Not only because wireless power transfer can remove many of the existing constraints of power line infrastructure, making it possible to send power to and from remote locations, across challenging terrain, etc, it will also open up applications for generating and using electricity that we haven’t even imagined yet. We can look at the telecommunications industry as a predictor for how this future could play out.
How can wireless power transfer solve emerging infrastructure needs?
Wireless power infrastructure is a better alternative in many scenarios for sending power across challenging terrains, such as waterways, mountains and forests. It addresses the challenge of sending renewable energy from where it’s generated to where it’s required. It also supports the electrification and decarbonisation of industries by providing a way to power large, productive vehicles, such as ships and trucks.

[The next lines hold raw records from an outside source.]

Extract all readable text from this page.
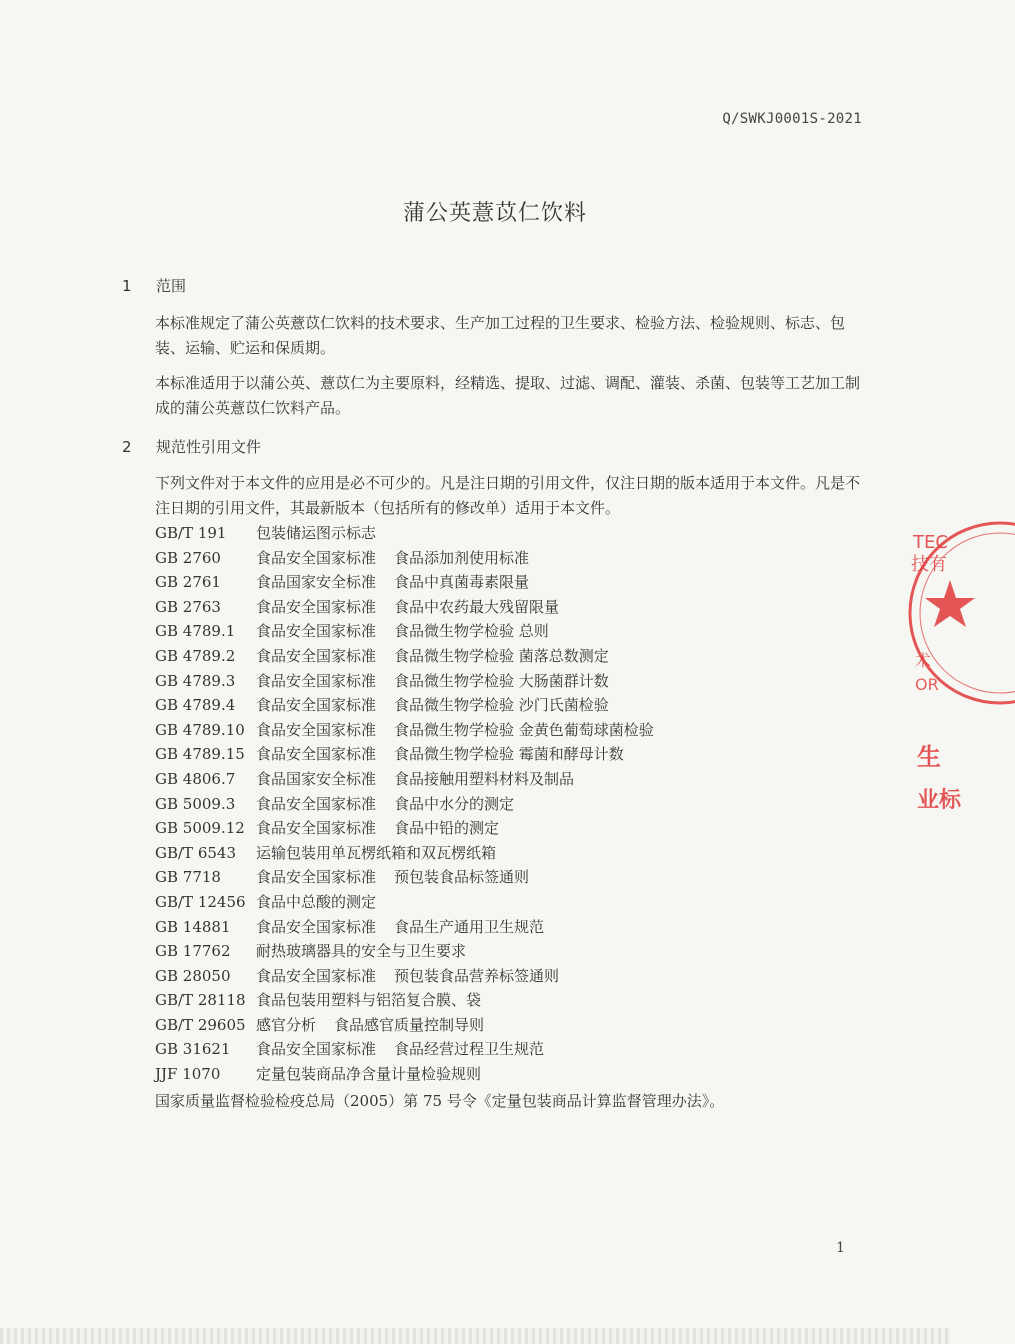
Q/SWKJ0001S-2021
蒲公英薏苡仁饮料
1 范围
本标准规定了蒲公英薏苡仁饮料的技术要求、生产加工过程的卫生要求、检验方法、检验规则、标志、包装、运输、贮运和保质期。
本标准适用于以蒲公英、薏苡仁为主要原料，经精选、提取、过滤、调配、灌装、杀菌、包装等工艺加工制成的蒲公英薏苡仁饮料产品。
2 规范性引用文件
下列文件对于本文件的应用是必不可少的。凡是注日期的引用文件，仅注日期的版本适用于本文件。凡是不注日期的引用文件，其最新版本（包括所有的修改单）适用于本文件。
GB/T 191 包装储运图示标志
GB 2760 食品安全国家标准 食品添加剂使用标准
GB 2761 食品国家安全标准 食品中真菌毒素限量
GB 2763 食品安全国家标准 食品中农药最大残留限量
GB 4789.1 食品安全国家标准 食品微生物学检验 总则
GB 4789.2 食品安全国家标准 食品微生物学检验 菌落总数测定
GB 4789.3 食品安全国家标准 食品微生物学检验 大肠菌群计数
GB 4789.4 食品安全国家标准 食品微生物学检验 沙门氏菌检验
GB 4789.10 食品安全国家标准 食品微生物学检验 金黄色葡萄球菌检验
GB 4789.15 食品安全国家标准 食品微生物学检验 霉菌和酵母计数
GB 4806.7 食品国家安全标准 食品接触用塑料材料及制品
GB 5009.3 食品安全国家标准 食品中水分的测定
GB 5009.12 食品安全国家标准 食品中铅的测定
GB/T 6543 运输包装用单瓦楞纸箱和双瓦楞纸箱
GB 7718 食品安全国家标准 预包装食品标签通则
GB/T 12456 食品中总酸的测定
GB 14881 食品安全国家标准 食品生产通用卫生规范
GB 17762 耐热玻璃器具的安全与卫生要求
GB 28050 食品安全国家标准 预包装食品营养标签通则
GB/T 28118 食品包装用塑料与铝箔复合膜、袋
GB/T 29605 感官分析 食品感官质量控制导则
GB 31621 食品安全国家标准 食品经营过程卫生规范
JJF 1070 定量包装商品净含量计量检验规则
国家质量监督检验检疫总局（2005）第 75 号令《定量包装商品计算监督管理办法》。
1
TEC
技有
术
OR
生
业标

Wireless power transfer infrastructure is more flexible and adaptable system than traditional poles, pylons and lines. Emrod’s wireless power system sends power from a transmitting antenna to a receiving antenna without wires in between. This makes assembling, disassembling and moving a wireless power system a viable option if required. Not requiring wires will also reduce the impact of fire and extreme weather conditions on grid systems, with significantly less failure points. No wires to maintain, only antennas.
At Emrod, we’re on a mission to bring long-range wireless power transfer technology to the world because we know it is a transformative technology that can solve critical energy distribution challenges for the grid system and industries today. It can open up a whole range of new applications that will better equip our energy systems for the predicted future if we do not slow and reverse climate change.
We must be proactive with the small window we have left to act. Transformative change is required and the way to achieve it is through transformative technology.